You can do most anything with any language. When you get right down to it any language is broken down by the compiler into the same units eventually.

Languages are more about style (i.e. what kind of applications their syntax is geared towards). But you can write a word processor in COBOL or in Basic or in Fortran if you feel like it (with various amounts of effort) - so the language itself doesn't limit you per se.

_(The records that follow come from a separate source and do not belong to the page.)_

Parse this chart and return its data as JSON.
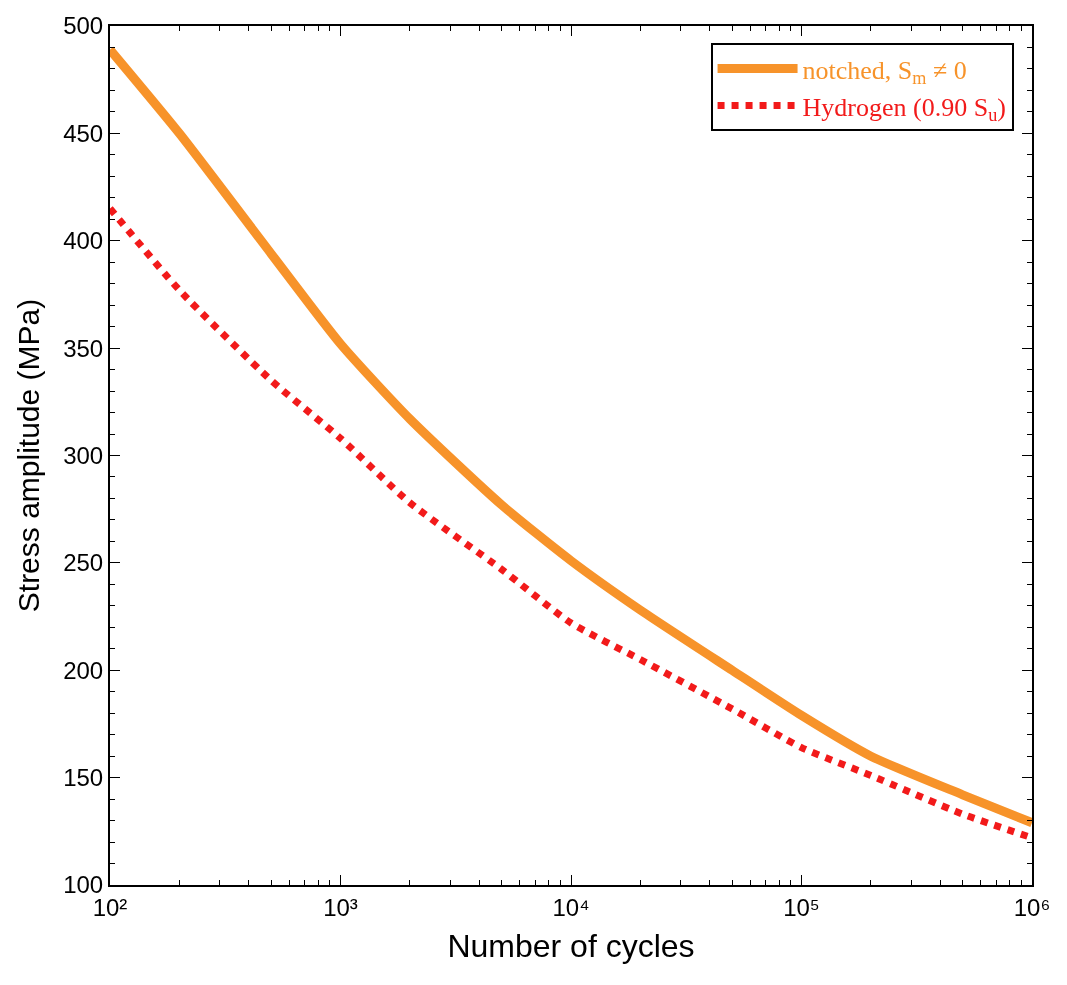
{
  "chart_data": {
    "type": "line",
    "xlabel": "Number of cycles",
    "ylabel": "Stress amplitude (MPa)",
    "log": "x",
    "xlim": [
      100,
      1000000
    ],
    "xticks": [
      {
        "value": 100,
        "label": "10²"
      },
      {
        "value": 1000,
        "label": "10³"
      },
      {
        "value": 10000,
        "label": "10⁴"
      },
      {
        "value": 100000,
        "label": "10⁵"
      },
      {
        "value": 1000000,
        "label": "10⁶"
      }
    ],
    "ylim": [
      100,
      500
    ],
    "yticks": [
      100,
      150,
      200,
      250,
      300,
      350,
      400,
      450,
      500
    ],
    "legend": "top right",
    "series": [
      {
        "name": "notched, S$_{m}$ ≠ 0",
        "color": "#f7932a",
        "line_style": "solid",
        "x": [
          100,
          200,
          500,
          1000,
          2000,
          5000,
          10000,
          20000,
          50000,
          100000,
          200000,
          500000,
          1000000
        ],
        "values": [
          489,
          450,
          394,
          352,
          317,
          277,
          251,
          228,
          200,
          179,
          160,
          142,
          129
        ]
      },
      {
        "name": "Hydrogen (0.90 S$_{u}$)",
        "color": "#f21a1a",
        "line_style": "dotted",
        "x": [
          100,
          200,
          500,
          1000,
          2000,
          5000,
          10000,
          20000,
          50000,
          100000,
          200000,
          500000,
          1000000
        ],
        "values": [
          415,
          377,
          335,
          308,
          278,
          247,
          222,
          205,
          182,
          164,
          151,
          133,
          122
        ]
      }
    ]
  }
}
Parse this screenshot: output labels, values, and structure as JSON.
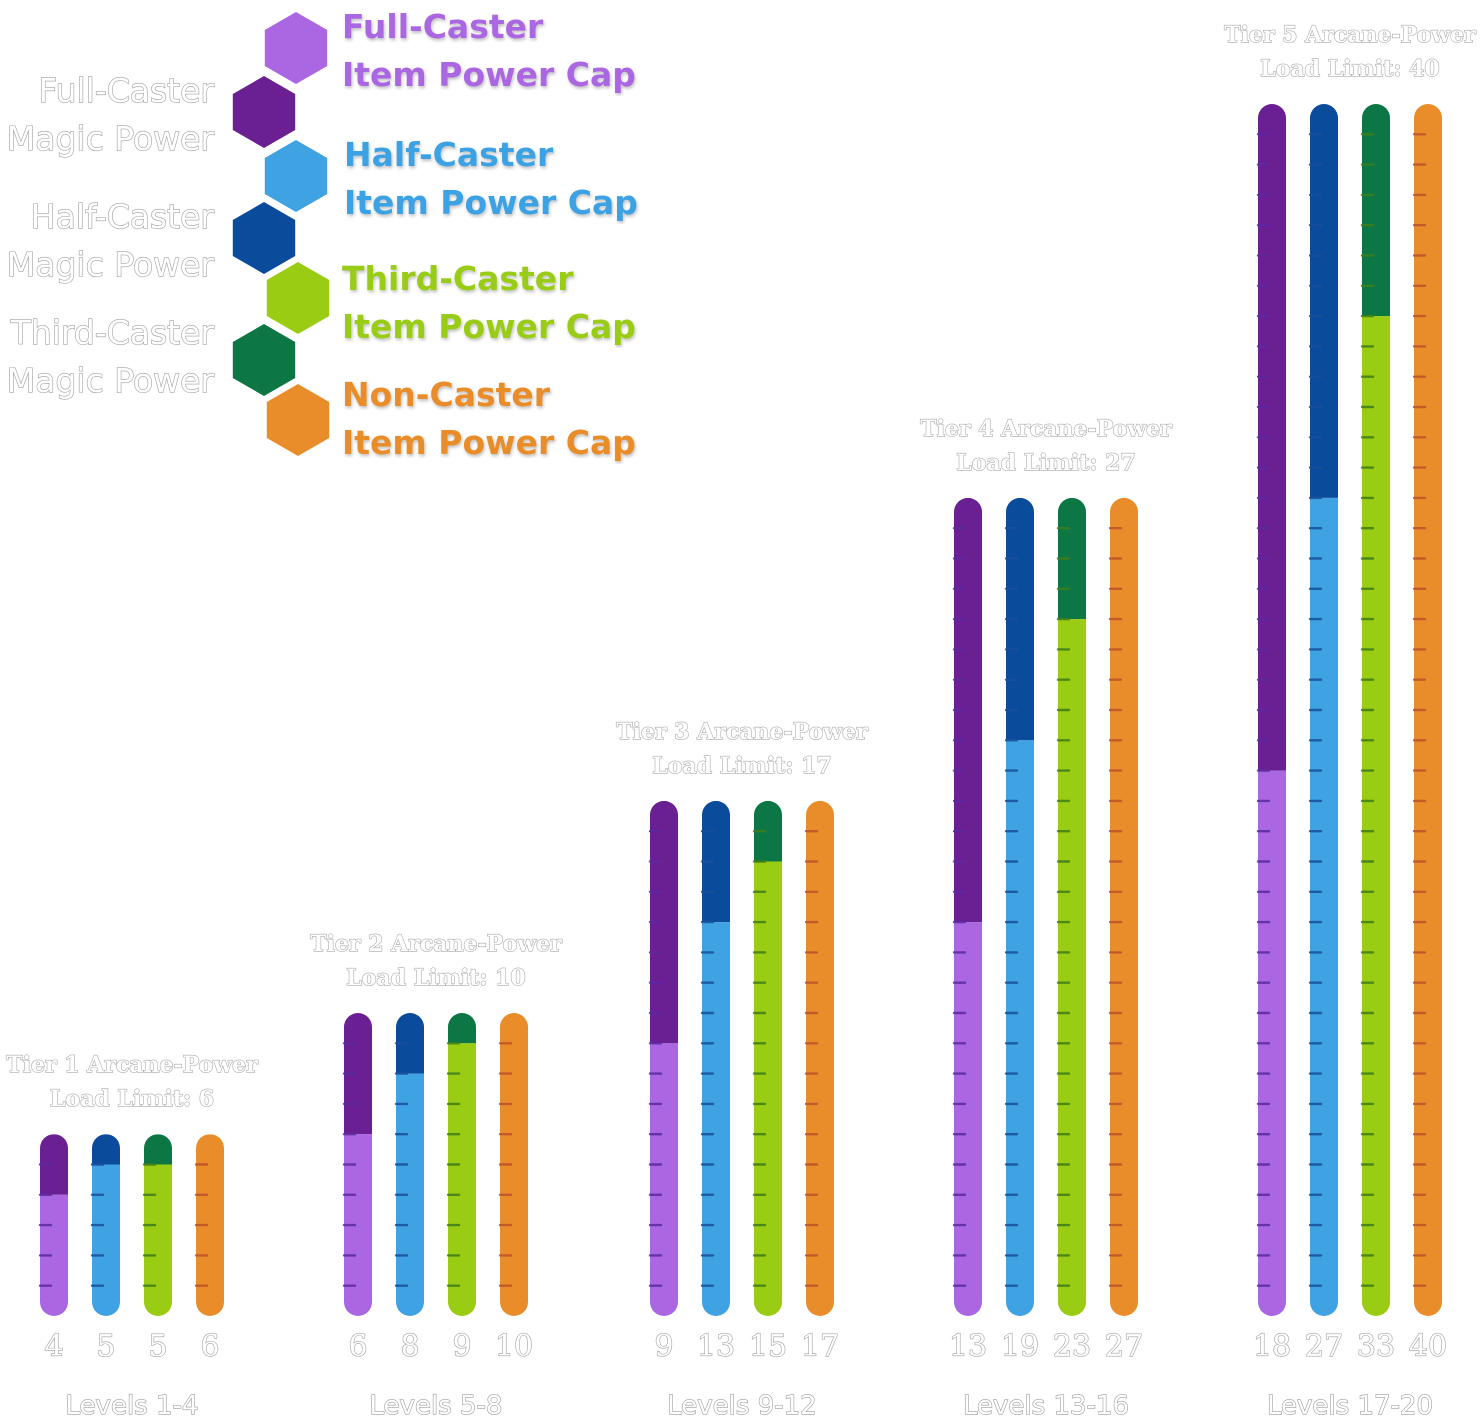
{
  "colors": {
    "full_cap": "#ab66e2",
    "full_magic": "#6a1f92",
    "half_cap": "#3ea2e3",
    "half_magic": "#0a4b9c",
    "third_cap": "#99cc12",
    "third_magic": "#0c7745",
    "non_cap": "#e98d2a",
    "full_tick": "#5a2aa0",
    "half_tick": "#1a4f9a",
    "third_tick": "#3f7d1a",
    "non_tick": "#c0502a"
  },
  "legend": {
    "full_cap": [
      "Full-Caster",
      "Item Power Cap"
    ],
    "full_magic": [
      "Full-Caster",
      "Magic Power"
    ],
    "half_cap": [
      "Half-Caster",
      "Item Power Cap"
    ],
    "half_magic": [
      "Half-Caster",
      "Magic Power"
    ],
    "third_cap": [
      "Third-Caster",
      "Item Power Cap"
    ],
    "third_magic": [
      "Third-Caster",
      "Magic Power"
    ],
    "non_cap": [
      "Non-Caster",
      "Item Power Cap"
    ]
  },
  "chart_data": {
    "type": "bar",
    "series": [
      {
        "key": "full",
        "name": "Full-Caster Item Power Cap",
        "values": [
          4,
          6,
          9,
          13,
          18
        ]
      },
      {
        "key": "half",
        "name": "Half-Caster Item Power Cap",
        "values": [
          5,
          8,
          13,
          19,
          27
        ]
      },
      {
        "key": "third",
        "name": "Third-Caster Item Power Cap",
        "values": [
          5,
          9,
          15,
          23,
          33
        ]
      },
      {
        "key": "non",
        "name": "Non-Caster Item Power Cap",
        "values": [
          6,
          10,
          17,
          27,
          40
        ]
      }
    ],
    "load_limits": [
      6,
      10,
      17,
      27,
      40
    ],
    "groups": [
      {
        "title": "Tier 1 Arcane-Power",
        "limit_label": "Load Limit: 6",
        "levels": "Levels 1-4"
      },
      {
        "title": "Tier 2 Arcane-Power",
        "limit_label": "Load Limit: 10",
        "levels": "Levels 5-8"
      },
      {
        "title": "Tier 3 Arcane-Power",
        "limit_label": "Load Limit: 17",
        "levels": "Levels 9-12"
      },
      {
        "title": "Tier 4 Arcane-Power",
        "limit_label": "Load Limit: 27",
        "levels": "Levels 13-16"
      },
      {
        "title": "Tier 5 Arcane-Power",
        "limit_label": "Load Limit: 40",
        "levels": "Levels 17-20"
      }
    ]
  }
}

Some languages compile more efficiently for some task types, though. That's why professional programmers like to pick the language best suited for a task (instead of writing everything in one language).

This may seem like you have to learn a lot of languages. But once you've learned two or three you find that they are all fundamentally very similar. Picking up a new one doesn't take long (around a week or so).
alfie_null
not rated yet Jul 12, 2013
Learning how to describe a solution in some computer language isn't, or shouldn't be, the focus of, say, a computer science curriculum. There's no correlation between being able to speak English and being able to solve problems. Having the capability of translating English into some action a computer takes doesn't guarantee that expressed English represents a useful action.